Furthermore, the scientists explain that the testosterones prevent men from being happy in the long-run. The older men get, the levels of testosterones increase and cancel the positive effects of the MAOA on men’s mental state.


Psychologist Sonja Lyubomisrky says that both men and women have equal chances to become happier, despite the happiness level determined by their genes. In her book, “The How of Happiness“, Sonja Lyubomirsky agrees that both men and women have a genetically determined predisposition towards happiness of 50%. As we become adults, 10% of our happiness is coming from life circumstances, such as income level or marital status – surprisingly little, I may say. We are left with this significant 40% chance to happiness, which is great news from everyone, including the born depressed ones!


Alan Krueger, a Princeton economist in collaboration with four psychologists analysed the data of a survey on the happiness of women and men in USA over the last four decades (http://www.nytimes.com/2007/09/25/business/worldbusiness/25iht-leonhardt.7636350.html?pagewanted=all). Based on this study, men are happier than women in our modern society. Men are working less and relaxing more. Women have two jobs, one paid and the other one at home, even though they admit cleaning the house is not done as thoroughly as three decades ago. In addition, women have longer to-do lists, which can be stressful if tasks are left undone. For example, women spend 90 minutes more than men on unpleasant activities, such as paying bills.


Anke Plagnol, sociologist at Cambridge University and Richard Easterlin, economist at the University of Southern California, compared responses to two surveys – one on aspirations and attainments and the other on satisfaction and happiness (http://www.newscientist.com/blog/shortsharpscience/2008/07/are-men-happier-than-women.html). They concluded that women are happier in the first part of adulthood but in the mid-life there is a change-over in the happiness level. Women become more depressed whereas men are more likely to be more fulfilled and happier, and it all comes down to unfulfilled desires.


So, who is happier than who? Women seem to be born with a special gene, which helps them smile throughout life. The testosterone cancels out the effect of this special gene in men, which makes men grumpier as they grow old. Psychologist Sonja Lyubomirsky and her two colleagues bring good news to both genders by showing that we have the capacity to fight for happiness. Poor or wealthy, married or divorced, healthy or unhealthy, man or woman, we have the power to improve our lives.


How can women fight for their happiness despite their spending more time on unpleasant activities or unfulfilled goals? After a certain age, the feeling of fulfilment is the main source of happiness. Maybe life didn’t go exactly as you hoped for – this is valid for both genders. Yet, whenever you feel unfulfilled, take a closer look at your life and you’ll see there is at least one aspect which has meaning. Start from there the way towards happiness and continue it with the change of your mindset.


In the end, I guess that men and women are happy in their own way, with the peculiarities in which the nature designed them to have. For example, women are designed to give birth to their babies and men to spread their seeds. Women get to experience the happiness of feeling their baby move inside them. Men get to experience the happiness of impregnating the woman they love (ideally).

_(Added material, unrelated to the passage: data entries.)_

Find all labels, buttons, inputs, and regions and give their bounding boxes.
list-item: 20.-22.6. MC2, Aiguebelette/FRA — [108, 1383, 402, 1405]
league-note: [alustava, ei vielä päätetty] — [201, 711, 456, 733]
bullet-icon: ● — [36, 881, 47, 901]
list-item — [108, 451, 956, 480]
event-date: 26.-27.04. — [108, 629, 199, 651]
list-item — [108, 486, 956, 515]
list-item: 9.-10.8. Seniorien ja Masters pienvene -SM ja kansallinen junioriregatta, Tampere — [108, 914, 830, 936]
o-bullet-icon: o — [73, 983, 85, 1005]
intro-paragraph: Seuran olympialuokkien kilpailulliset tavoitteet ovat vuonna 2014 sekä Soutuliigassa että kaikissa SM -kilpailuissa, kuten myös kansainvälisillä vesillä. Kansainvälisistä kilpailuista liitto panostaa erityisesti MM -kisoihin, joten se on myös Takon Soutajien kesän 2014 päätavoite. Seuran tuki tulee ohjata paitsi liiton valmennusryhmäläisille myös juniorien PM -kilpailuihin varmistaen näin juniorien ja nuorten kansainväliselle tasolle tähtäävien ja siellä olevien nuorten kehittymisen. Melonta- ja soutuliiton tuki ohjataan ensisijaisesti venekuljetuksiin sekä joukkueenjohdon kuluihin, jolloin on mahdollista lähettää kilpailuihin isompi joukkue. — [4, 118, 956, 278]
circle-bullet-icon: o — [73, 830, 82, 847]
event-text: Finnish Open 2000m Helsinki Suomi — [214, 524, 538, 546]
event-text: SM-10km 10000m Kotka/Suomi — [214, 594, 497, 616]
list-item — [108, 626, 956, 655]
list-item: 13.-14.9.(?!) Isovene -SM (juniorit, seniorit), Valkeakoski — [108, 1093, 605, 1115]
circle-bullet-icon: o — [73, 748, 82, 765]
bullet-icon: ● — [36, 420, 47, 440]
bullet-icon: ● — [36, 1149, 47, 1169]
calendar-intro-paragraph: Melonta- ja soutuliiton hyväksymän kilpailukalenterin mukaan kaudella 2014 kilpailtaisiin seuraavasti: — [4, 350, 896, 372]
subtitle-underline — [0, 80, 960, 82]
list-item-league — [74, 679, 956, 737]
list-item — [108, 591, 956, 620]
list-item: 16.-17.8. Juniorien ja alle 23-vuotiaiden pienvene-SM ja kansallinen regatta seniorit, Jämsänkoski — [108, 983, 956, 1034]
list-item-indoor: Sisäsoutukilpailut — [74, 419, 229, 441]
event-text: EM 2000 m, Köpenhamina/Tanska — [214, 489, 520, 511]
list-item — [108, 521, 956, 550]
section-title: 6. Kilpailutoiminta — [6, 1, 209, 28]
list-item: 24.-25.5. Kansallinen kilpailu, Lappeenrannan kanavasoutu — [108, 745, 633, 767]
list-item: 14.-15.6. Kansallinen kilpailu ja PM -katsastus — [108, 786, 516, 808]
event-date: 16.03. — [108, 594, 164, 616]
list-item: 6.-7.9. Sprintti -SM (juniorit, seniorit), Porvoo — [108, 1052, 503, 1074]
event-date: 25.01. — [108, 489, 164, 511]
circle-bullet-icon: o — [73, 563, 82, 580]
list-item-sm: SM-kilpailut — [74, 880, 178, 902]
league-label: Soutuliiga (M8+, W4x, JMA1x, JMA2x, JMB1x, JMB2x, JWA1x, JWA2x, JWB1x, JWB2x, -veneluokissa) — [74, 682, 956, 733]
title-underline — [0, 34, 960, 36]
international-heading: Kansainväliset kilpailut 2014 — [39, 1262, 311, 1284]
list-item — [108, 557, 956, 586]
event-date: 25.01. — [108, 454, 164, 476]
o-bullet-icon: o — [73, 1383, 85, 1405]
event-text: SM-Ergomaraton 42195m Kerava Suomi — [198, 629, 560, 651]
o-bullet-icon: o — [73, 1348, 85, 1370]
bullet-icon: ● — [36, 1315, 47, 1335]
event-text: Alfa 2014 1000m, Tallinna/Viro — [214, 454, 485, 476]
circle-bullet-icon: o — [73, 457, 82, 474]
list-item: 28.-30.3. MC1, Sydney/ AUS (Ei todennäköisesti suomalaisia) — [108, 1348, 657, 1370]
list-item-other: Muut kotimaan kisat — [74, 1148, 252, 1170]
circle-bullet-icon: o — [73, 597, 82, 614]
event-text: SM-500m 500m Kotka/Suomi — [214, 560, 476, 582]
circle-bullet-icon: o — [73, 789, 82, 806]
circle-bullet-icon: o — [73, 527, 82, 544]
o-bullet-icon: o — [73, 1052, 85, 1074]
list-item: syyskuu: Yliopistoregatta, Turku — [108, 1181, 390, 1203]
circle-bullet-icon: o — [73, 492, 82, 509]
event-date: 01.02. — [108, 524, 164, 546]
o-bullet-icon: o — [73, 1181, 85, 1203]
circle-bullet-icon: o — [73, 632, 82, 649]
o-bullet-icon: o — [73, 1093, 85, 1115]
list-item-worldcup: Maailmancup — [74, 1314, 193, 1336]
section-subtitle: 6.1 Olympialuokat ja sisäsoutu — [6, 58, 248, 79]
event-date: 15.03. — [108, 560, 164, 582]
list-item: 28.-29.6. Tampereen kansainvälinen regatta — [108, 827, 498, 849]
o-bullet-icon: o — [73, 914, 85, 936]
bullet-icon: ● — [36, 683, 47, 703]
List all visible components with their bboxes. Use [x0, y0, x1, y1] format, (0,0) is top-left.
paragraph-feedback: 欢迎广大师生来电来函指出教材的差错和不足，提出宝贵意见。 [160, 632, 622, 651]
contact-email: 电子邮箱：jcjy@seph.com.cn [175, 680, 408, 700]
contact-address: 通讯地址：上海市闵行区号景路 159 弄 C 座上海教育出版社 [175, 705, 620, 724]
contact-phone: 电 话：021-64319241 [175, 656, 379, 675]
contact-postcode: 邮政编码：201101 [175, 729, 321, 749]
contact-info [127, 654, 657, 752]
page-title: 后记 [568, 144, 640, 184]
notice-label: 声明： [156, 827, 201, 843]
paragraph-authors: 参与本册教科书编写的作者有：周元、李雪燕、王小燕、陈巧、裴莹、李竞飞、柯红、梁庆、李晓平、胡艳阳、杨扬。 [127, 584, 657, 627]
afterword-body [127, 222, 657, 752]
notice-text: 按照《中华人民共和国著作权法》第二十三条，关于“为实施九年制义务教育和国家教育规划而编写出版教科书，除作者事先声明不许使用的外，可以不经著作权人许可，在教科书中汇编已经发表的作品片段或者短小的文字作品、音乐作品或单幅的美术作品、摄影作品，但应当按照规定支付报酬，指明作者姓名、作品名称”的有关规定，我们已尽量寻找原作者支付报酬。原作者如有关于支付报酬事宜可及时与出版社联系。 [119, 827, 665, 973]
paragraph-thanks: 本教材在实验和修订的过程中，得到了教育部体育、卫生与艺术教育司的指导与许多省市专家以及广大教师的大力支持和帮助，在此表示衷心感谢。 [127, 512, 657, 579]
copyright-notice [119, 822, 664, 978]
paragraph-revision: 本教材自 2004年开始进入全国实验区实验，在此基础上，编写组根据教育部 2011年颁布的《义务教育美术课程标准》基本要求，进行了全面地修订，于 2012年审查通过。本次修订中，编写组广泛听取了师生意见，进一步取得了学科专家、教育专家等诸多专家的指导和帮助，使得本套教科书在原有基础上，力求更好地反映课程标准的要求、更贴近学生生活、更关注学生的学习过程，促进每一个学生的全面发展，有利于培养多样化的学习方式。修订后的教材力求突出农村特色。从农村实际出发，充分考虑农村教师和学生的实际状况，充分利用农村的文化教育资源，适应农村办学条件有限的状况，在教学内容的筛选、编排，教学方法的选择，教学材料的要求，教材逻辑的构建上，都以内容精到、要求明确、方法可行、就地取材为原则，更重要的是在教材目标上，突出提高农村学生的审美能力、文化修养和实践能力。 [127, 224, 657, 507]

Women may come from Venus and men from Mars but they live on Earth and they can teach one another some lessons of happiness. For example, women can learn from men how to be more confident in life and relax more. In their turn, it is high time that men learnt that sharing with their spouses the less pleasant activities, like housekeeping, is a simple way to maintain the happiness in their relationship.


Finally, life is by far more exciting with all the differences between men and women. No matter who is happier than who, happiness can be contagious, so watch out with whom you are hanging out!